Ghich Pich
- Director
- Ankur Singla
- Studio
- Barsaati Films
- Release Date
- 8 August 2025
- Running Time
- 92 min
- Language
- Hindi
- Country
- India
Review
Ghich Pich announces itself as a refreshingly grounded debut that eschews the usual Bollywood grandeur in favor of intimate storytelling rooted in lived experience. The film's greatest achievement is its treatment of 90s Chandigarh—not as a nostalgic prop, but as a living, breathing world that shapes character and narrative alike. The young ensemble cast delivers performances of striking naturalism, and without relying on established stars, the director constructs a genuinely cohesive coming-of-age drama that knows its own limitations and operates within them with quiet confidence. The portrayal of father-son relationships stands out as particularly tender, revealing a filmmaker attuned to the emotional subtleties of family dynamics that mainstream cinema routinely overlooks.
The film's stumble comes in its final act, where the measured restraint that defines the preceding narrative falters somewhat. The climax feels slightly at odds with the film's understated sensibility, suggesting a tonal misalignment in the closing stretch. However, this slip doesn't undermine the film's fundamental achievement—a sensitively crafted portrait of adolescent confusion rendered through careful observation and unforced character development. Rather than relying on dramatic histrionics, Ghich Pich earns its emotional moments through patient, attentive filmmaking that respects both its story and its audience's intelligence.
Rating: 6.5/10
Storyline
So basically, you've got these three teenage boys in Chandigarh during the early 2000s who are all dealing with some pretty heavy stuff at home. Gurpreet is a Sikh kid who's really passionate about cricket and wants to make it his career, but his dad is totally against it. Meanwhile, Gaurav is going through this really rough time because he discovers something pretty dark and disturbing about his own father that's messing with his head.
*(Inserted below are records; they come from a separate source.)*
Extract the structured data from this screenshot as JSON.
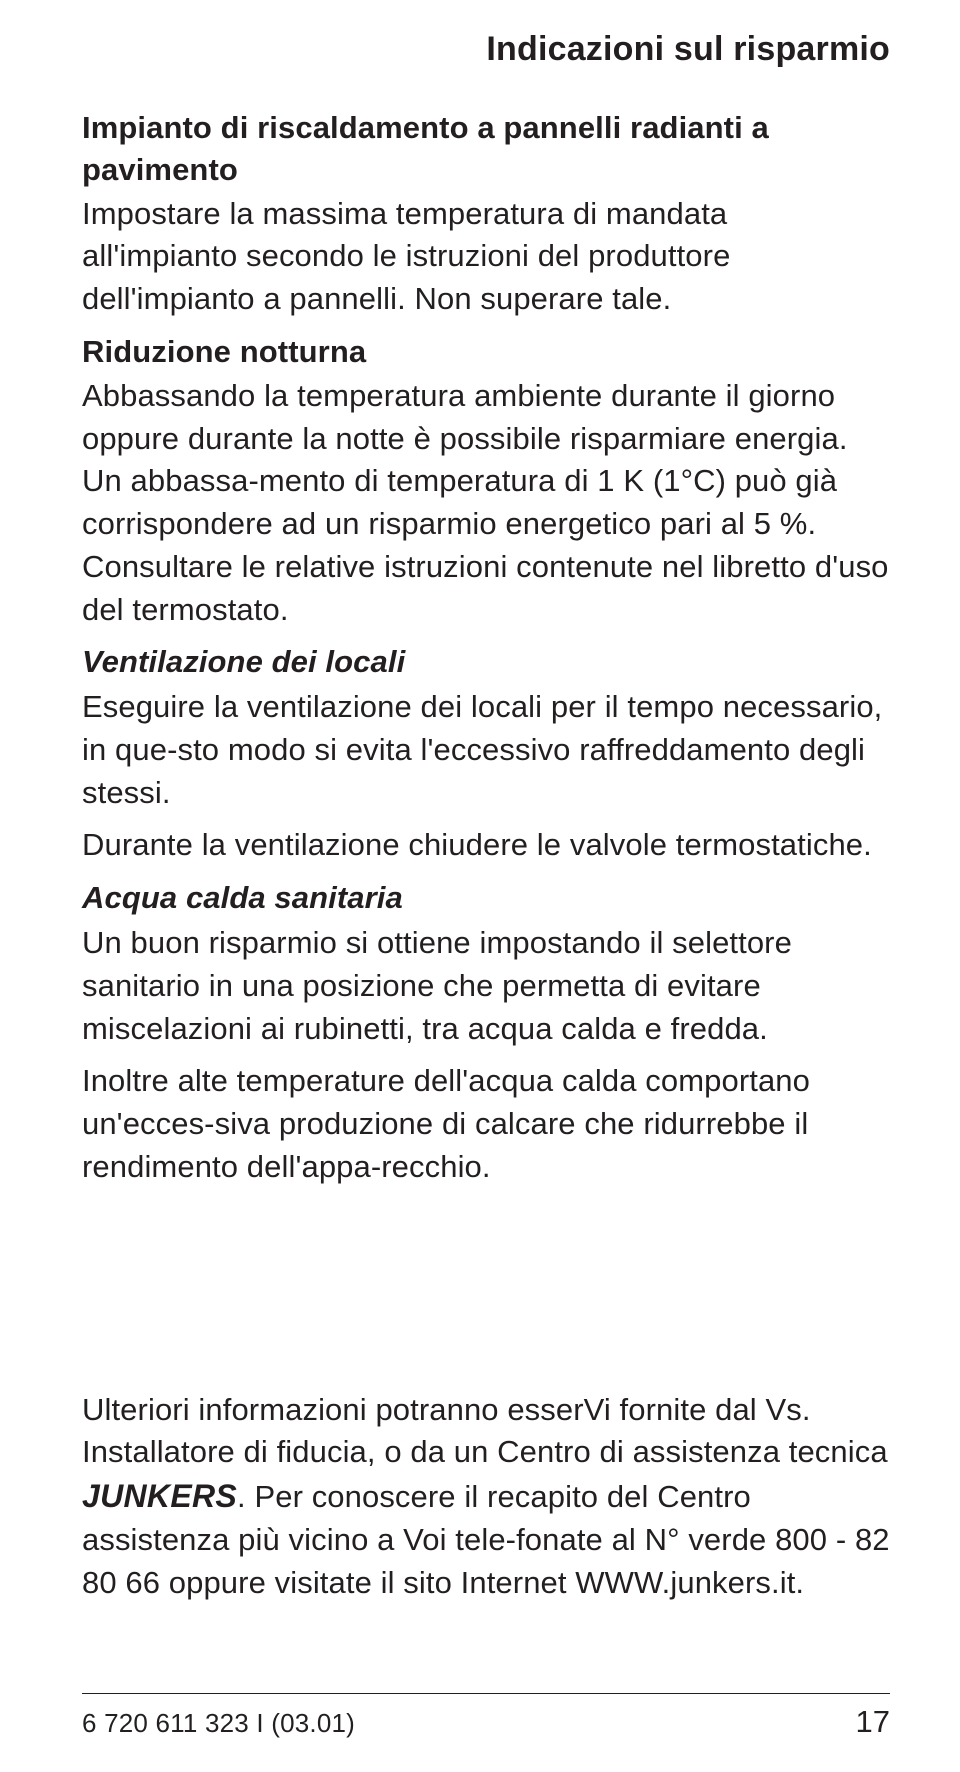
{
  "colors": {
    "text": "#231f20",
    "background": "#ffffff",
    "rule": "#231f20"
  },
  "typography": {
    "font_family": "Helvetica, Arial, sans-serif",
    "body_size_pt": 31,
    "header_size_pt": 34,
    "line_height": 1.38
  },
  "header": {
    "title": "Indicazioni sul risparmio"
  },
  "sections": {
    "radiant": {
      "title": "Impianto di riscaldamento a pannelli radianti a pavimento",
      "body": "Impostare la massima temperatura di mandata all'impianto secondo le istruzioni del produttore dell'impianto a pannelli. Non superare tale."
    },
    "night": {
      "title": "Riduzione notturna",
      "body": "Abbassando la temperatura ambiente durante il giorno oppure durante la notte è possibile risparmiare energia. Un abbassa-mento di temperatura di 1 K (1°C) può già corrispondere ad un risparmio energetico pari al 5 %. Consultare le relative istruzioni contenute nel libretto d'uso del termostato."
    },
    "ventilation": {
      "title": "Ventilazione dei locali",
      "body1": "Eseguire la ventilazione dei locali per il tempo necessario, in que-sto modo si evita l'eccessivo raffreddamento degli stessi.",
      "body2": "Durante la ventilazione chiudere le valvole termostatiche."
    },
    "hotwater": {
      "title": "Acqua calda sanitaria",
      "body1": "Un buon risparmio si ottiene impostando il selettore sanitario in una posizione che permetta di evitare miscelazioni ai rubinetti, tra acqua calda e fredda.",
      "body2": "Inoltre alte temperature dell'acqua calda comportano un'ecces-siva produzione di calcare che ridurrebbe il rendimento dell'appa-recchio."
    }
  },
  "further": {
    "pre": "Ulteriori informazioni potranno esserVi fornite dal Vs. Installatore di fiducia, o da un Centro di assistenza tecnica ",
    "brand": "JUNKERS",
    "post": ". Per conoscere il recapito del Centro assistenza più vicino a Voi tele-fonate al N° verde 800 - 82 80 66 oppure visitate il sito Internet WWW.junkers.it."
  },
  "footer": {
    "doc_code": "6 720 611 323 I (03.01)",
    "page_number": "17"
  }
}
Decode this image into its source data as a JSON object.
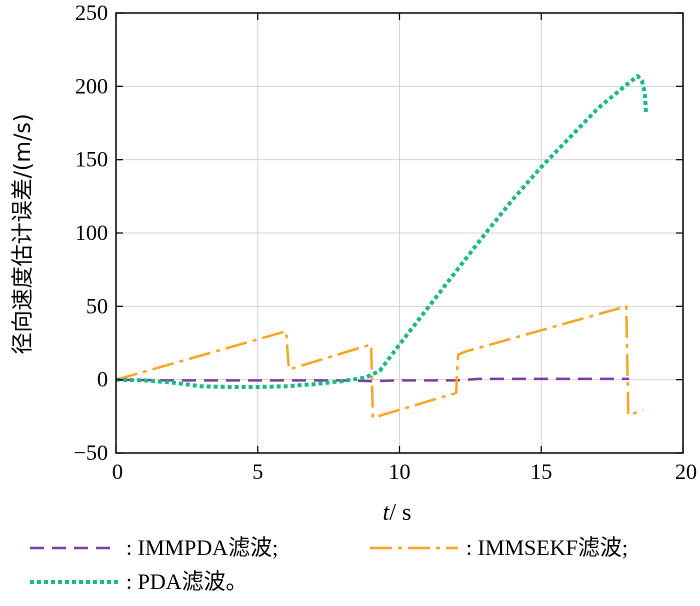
{
  "chart_data": {
    "type": "line",
    "xlabel": {
      "italic": "t",
      "rest": "/ s"
    },
    "ylabel": "径向速度估计误差/(m/s)",
    "xlim": [
      0,
      20
    ],
    "ylim": [
      -50,
      250
    ],
    "xticks": [
      0,
      5,
      10,
      15,
      20
    ],
    "yticks": [
      -50,
      0,
      50,
      100,
      150,
      200,
      250
    ],
    "xtick_labels": [
      "0",
      "5",
      "10",
      "15",
      "20"
    ],
    "ytick_labels": [
      "−50",
      "0",
      "50",
      "100",
      "150",
      "200",
      "250"
    ],
    "grid": true,
    "legend_position": "bottom",
    "series": [
      {
        "name": "IMMPDA滤波;",
        "legend_prefix": ": ",
        "color": "#7b3f9e",
        "dash": "14 8",
        "width": 2.5,
        "x": [
          0,
          2,
          4,
          6,
          8,
          9,
          10,
          12,
          12.8,
          14,
          16,
          18,
          18.1
        ],
        "y": [
          0,
          -0.5,
          -0.5,
          -0.5,
          -0.5,
          -1,
          -0.5,
          -0.5,
          0.5,
          0.5,
          0.5,
          0.5,
          0.5
        ]
      },
      {
        "name": "IMMSEKF滤波;",
        "legend_prefix": ": ",
        "color": "#f5a623",
        "dash": "22 6 4 6",
        "width": 2.5,
        "x": [
          0,
          6,
          6.05,
          6.1,
          9,
          9.03,
          9.06,
          12,
          12.03,
          12.07,
          12.3,
          18,
          18.03,
          18.07,
          18.6
        ],
        "y": [
          0,
          33,
          20,
          7,
          24,
          0,
          -26,
          -9,
          5,
          17,
          19,
          50,
          15,
          -24,
          -21
        ]
      },
      {
        "name": "PDA滤波。",
        "legend_prefix": ": ",
        "color": "#1cb88a",
        "dash": "4 3",
        "width": 4,
        "x": [
          0,
          1,
          2,
          3,
          4,
          5,
          6,
          7,
          8,
          8.8,
          9.3,
          10,
          11,
          12,
          13,
          14,
          15,
          16,
          17,
          18,
          18.4,
          18.55,
          18.65,
          18.7
        ],
        "y": [
          0,
          -0.5,
          -2,
          -4.5,
          -5,
          -5,
          -4.5,
          -3,
          -1,
          1.5,
          6,
          24,
          49,
          74,
          99,
          123,
          145,
          165,
          185,
          201,
          207,
          204,
          196,
          181
        ]
      }
    ]
  }
}
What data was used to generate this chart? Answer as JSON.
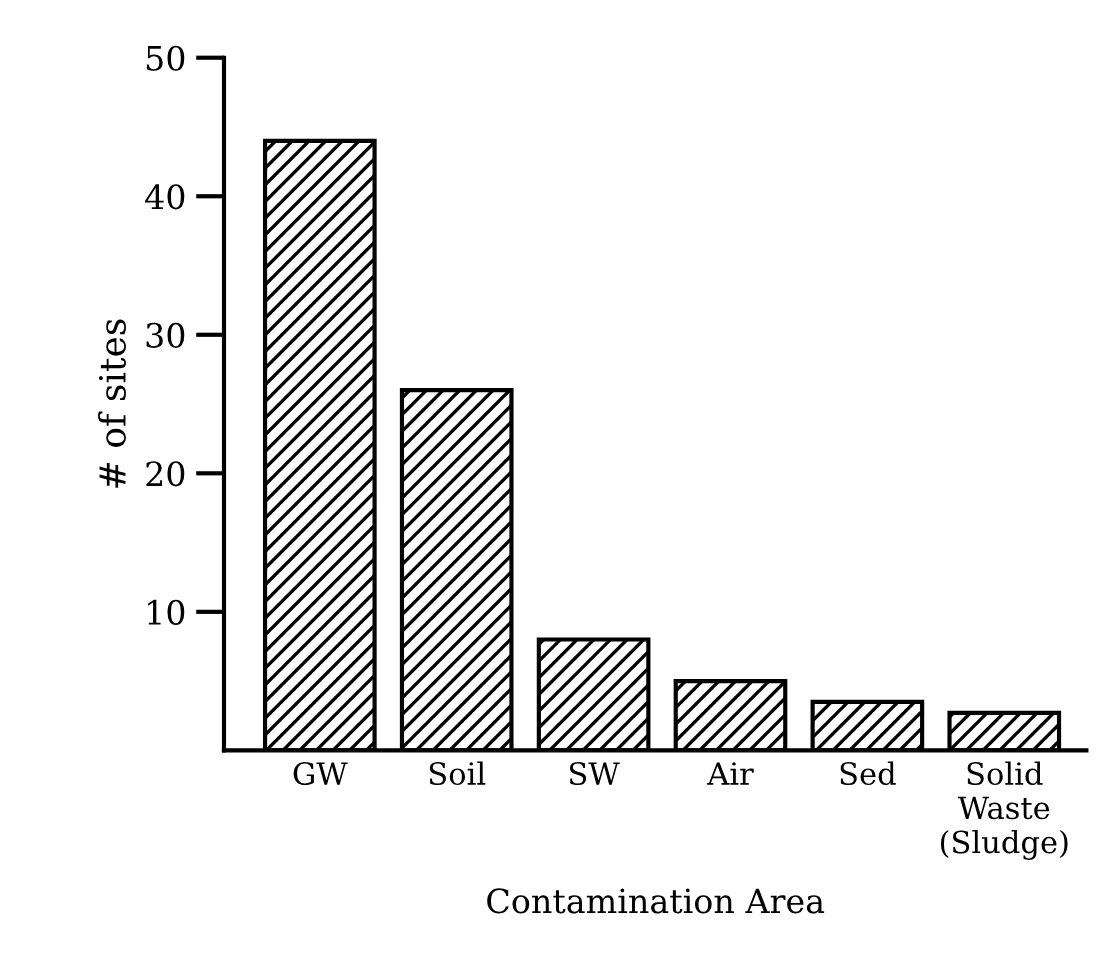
{
  "chart_data": {
    "type": "bar",
    "xlabel": "Contamination Area",
    "ylabel": "# of sites",
    "categories": [
      "GW",
      "Soil",
      "SW",
      "Air",
      "Sed",
      "Solid\nWaste\n(Sludge)"
    ],
    "values": [
      44,
      26,
      8,
      5,
      3.5,
      2.7
    ],
    "color": "#000000",
    "ylim": [
      0,
      50
    ],
    "yticks": [
      10,
      20,
      30,
      40,
      50
    ],
    "grid": false
  }
}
Then there's Anurag, who's got his own problems with his dad being super controlling and putting crazy pressure on him all the time. His father is basically pushing him to become something specific, and he's not having any of it. All three of these guys are basically caught between what they actually want to do with their lives and what their families expect from them.
It's really a coming-of-age story that shows how complicated it can be when you're a teenager trying to figure out who you are, while your parents have completely different ideas about your future. The film explores how these friendships hold up while they're each wrestling with their own family dramas and personal goals.